Opinion | Thu, 21 Jul 2016
The press regulator has issued a troubling ruling that the Mail Online must state that Islam "does not support" 'honour killings'. Why is IPSO giving religious rulings to protect the reputation of Islam?
What business is it of the press regulator what interpretation of Islam is 'true'?
IPSO has unwisely embroiled itself in exactly such a debate, after it sided with a personal complaint from Miqdaad Versi, who is the assistant secretary general of the Muslim Council of Britain, who believes that 'honour killings' have "no basis in Islam."
Versi's complaint came after the Mail Online published an article with the headline "Mother of four stabbed to death while her family were at a funeral 'may have been murdered in Islamic honour killing'".
Versi claimed that 'honour killings' are "rooted in culture, not religion."
IPSO agreed with Versi that despite it being uncontentious that the woman in the case might have been murdered in an 'honour killing' (subsequent investigation in fact points to a burglary), the Mail Online's phrase "Islamic honour killing" wrongly linked Islam with 'honour killings'.
"The publication did not accept that the phrase 'Islamic honour killing' would have suggested to readers that 'honour killings' are approved of by Islam," IPSO notes disapprovingly.
The Mail Online offered to publish an amendment which read, "We are happy to make clear Islam as a religion does not support so-called 'honour killings'." But Versi didn't accept their offer and asked the Committee to issue a formal ruling enshrining his objection.
Though the Mail Online offered to print this amendment themselves, that the regulator has now required a newspaper to print the phrase "Islam as a religion does not support so-called 'honour killings'" is very troubling.
"Islam as a religion" is a meaningless phrase, which implies one homogenous bloc with one central authority and one 'true' interpretation where no such thing exists; an interpretation which IPSO has now required a news outlet to present as the religion of Islam.
It is true that this particularly hideous form of domestic abuse occurs in non-Islamic societies – and there is also no question that linking so called 'honour killings' to a particular faith can be damaging for communities.
But should IPSO really be issuing rulings categorically stating that Islam "does not support" 'honour killings'?
Islam has scripture, it has accumulated and transmits cultural attitudes about women, it has numerous interpretations which are disputed and literally fought over.
Despite Versi's personal interpretation of his faith, and his attempt to protect its reputation, religion and culture are not distinct. Religion accrues cultural practices, and cultures adapt religious values; like their attitude to women, for instance.
And in one practical sense 'Islam' in the real world is simply what Muslims do with it. If that is your definition of "Islam as a religion", then Versi's case falls down. Because literally tens, if not hundreds, of millions of Muslims around the world do think 'honour killings' can be justified.
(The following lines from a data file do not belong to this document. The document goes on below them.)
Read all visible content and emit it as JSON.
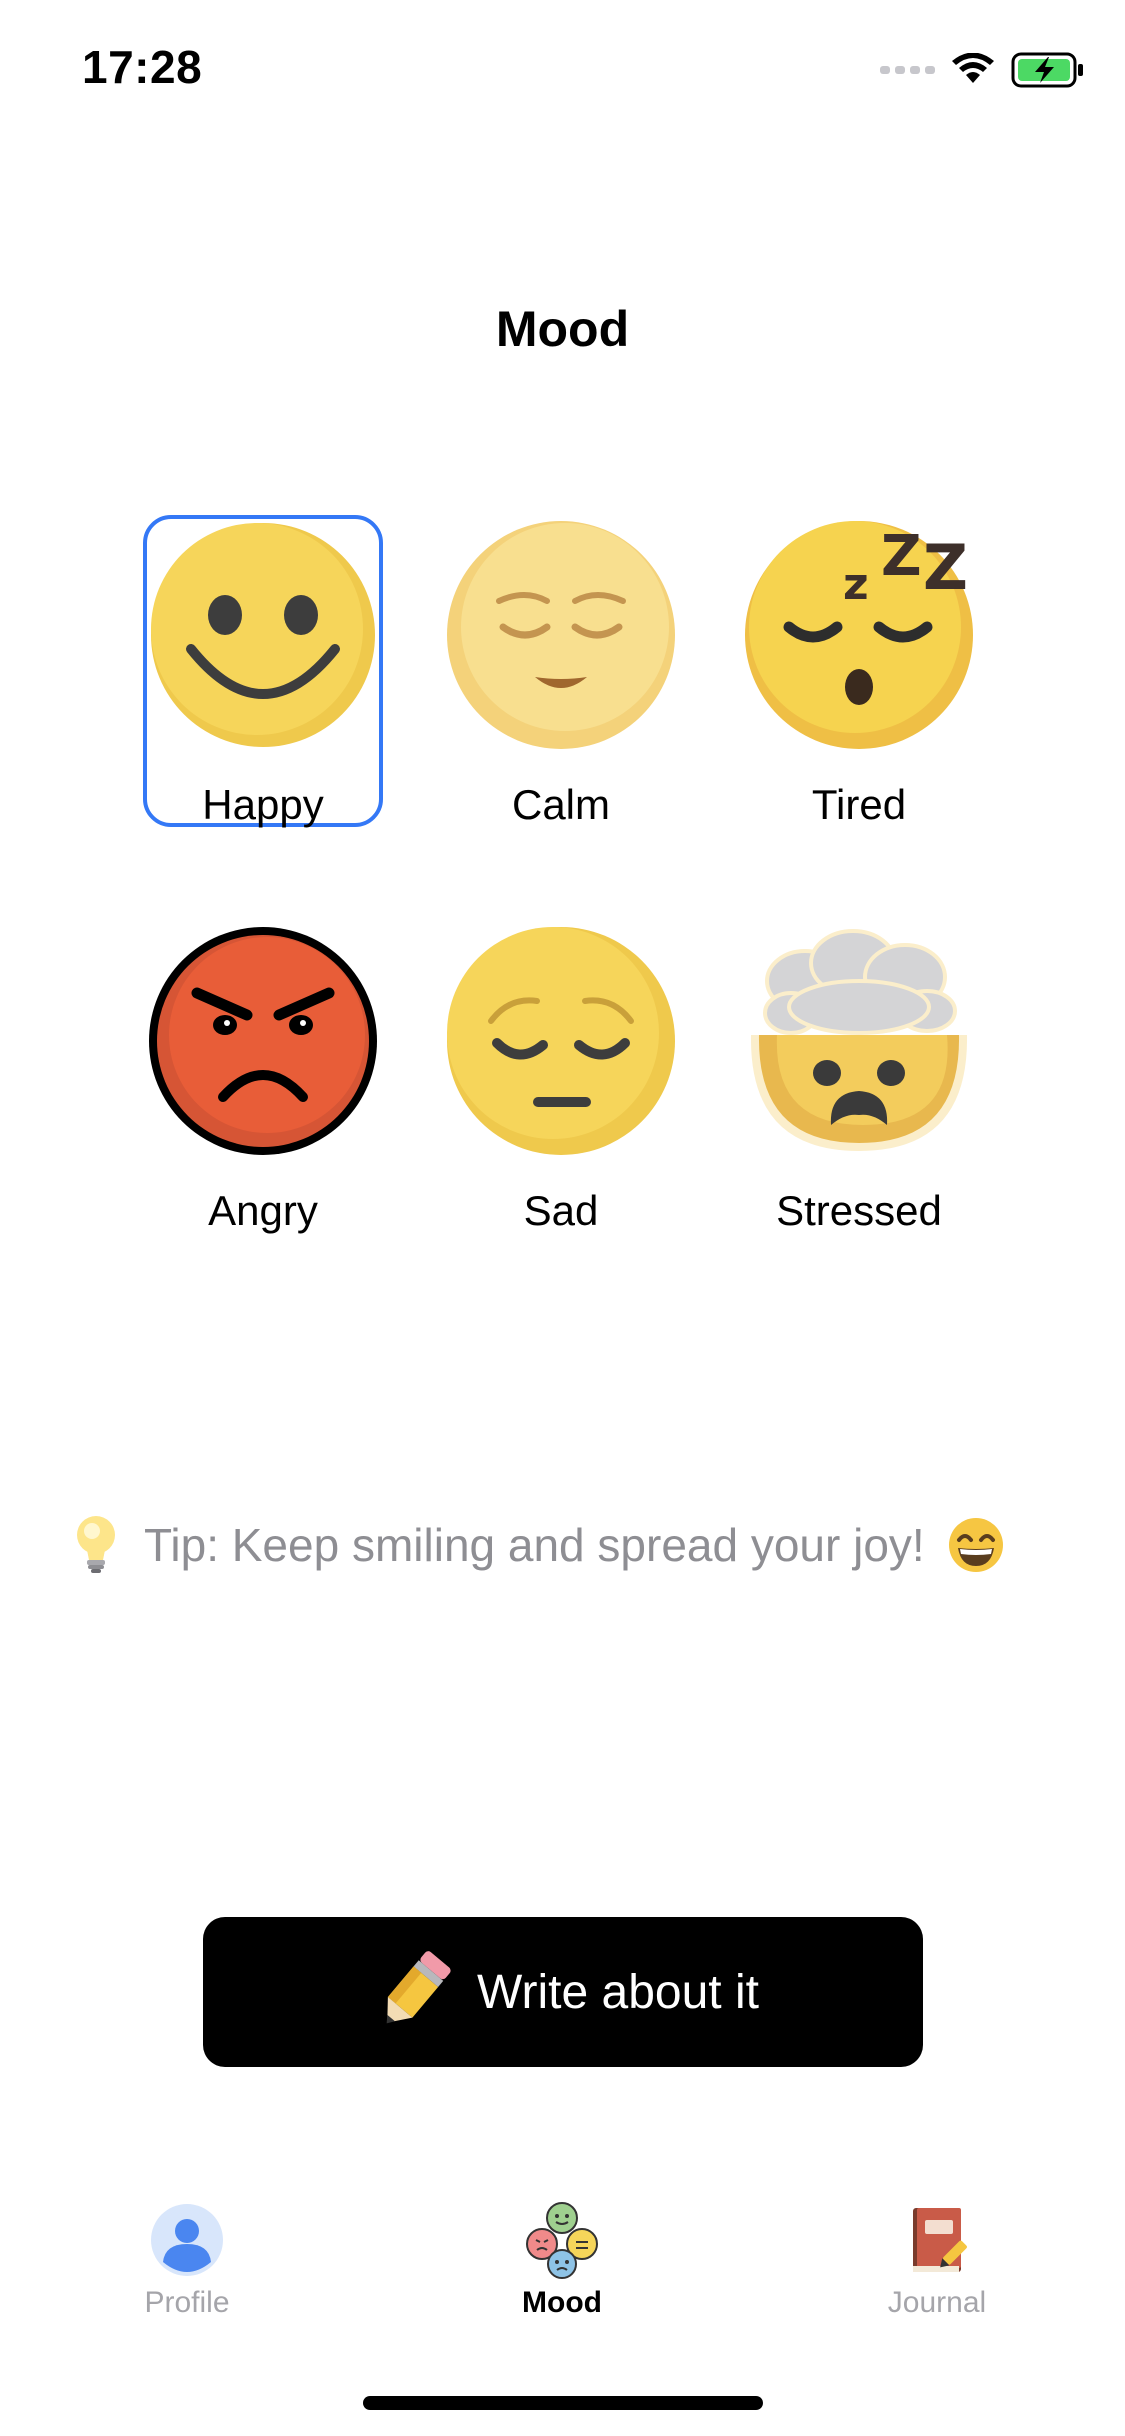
{
  "status_bar": {
    "time": "17:28",
    "icons": [
      "cellular-signal-icon",
      "wifi-icon",
      "battery-charging-icon"
    ]
  },
  "page": {
    "title": "Mood"
  },
  "moods": [
    {
      "label": "Happy",
      "icon": "happy-face-icon",
      "selected": true
    },
    {
      "label": "Calm",
      "icon": "calm-face-icon",
      "selected": false
    },
    {
      "label": "Tired",
      "icon": "sleeping-face-icon",
      "selected": false
    },
    {
      "label": "Angry",
      "icon": "angry-face-icon",
      "selected": false
    },
    {
      "label": "Sad",
      "icon": "pensive-face-icon",
      "selected": false
    },
    {
      "label": "Stressed",
      "icon": "exploding-head-icon",
      "selected": false
    }
  ],
  "tip": {
    "icon": "lightbulb-icon",
    "text": "Tip: Keep smiling and spread your joy!",
    "trailing_icon": "grinning-face-icon"
  },
  "write_button": {
    "icon": "pencil-icon",
    "label": "Write about it"
  },
  "tabs": [
    {
      "label": "Profile",
      "icon": "profile-icon",
      "active": false
    },
    {
      "label": "Mood",
      "icon": "mood-icon",
      "active": true
    },
    {
      "label": "Journal",
      "icon": "journal-icon",
      "active": false
    }
  ],
  "colors": {
    "selection_border": "#3478f6",
    "tip_text": "#8e8e93",
    "button_bg": "#000000",
    "tab_inactive": "#a5a5aa"
  }
}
Just 22% of Iraqis say that 'honour killings' are never justified. An overwhelming proportion of Muslims in Bangladesh, Pakistan, Afghanistan, Jordan, Egypt, Lebanon and the Palestinian territories think murdering women can be justified often or in some circumstances. This is deeply rooted in their understanding of their faith, which is a product of the culture in which the Koran was written. 'Honour killing' is the apotheosis of a vile misogyny that Whigs might have thought confined to the distant past, but it is not. It is very much a part of the 21st century.
Some of the highest rates of disapproval among societies with large Muslim populations for 'honour killings' come in central Asian countries. But even there, just less than 1-in-5 Muslims still think 'honour killings' can sometimes be permitted.
Where does culture end and religion begin? Do IPSO and the trite Mail Online 'correction' understand their religion better than these Muslims do?
Regardless of what the scripture says and regardless of theology or what school of thought is 'true', Islam, as practised, cannot be completely disentangled from 'honour killings'. No theological debate is necessary to establish this: Islamic 'honour killings' are a fact of our world and of this century.
It is impossible to disassociate this ruling from the ongoing (and renewed) push to sterilise our discourse about terrorism of all references to Islam, and purge the phrase 'Islamic State' from the vocabulary of the BBC, who have already partially capitulated with their aggravating insistence on inserting the prefix 'so-called', even in character-limited tweets.
All of this contributes to a chilling of discussion about Islam. Self-censorship is already endemic.
In their summary of the complaint, IPSO write that Versi "noted the difference" between "Islamic", relating to the faith, and "Muslim", relating to Muslim individuals.
I hardly think he would have preferred the headline "Muslim honour killing" instead of "Islamic".
If we are to debate about the language, we could start by recognising that there is no 'honour' in these brutal killings, as Nusrat Ghani MP argued at Theresa May's first Prime Minister's Questions on Wednesday.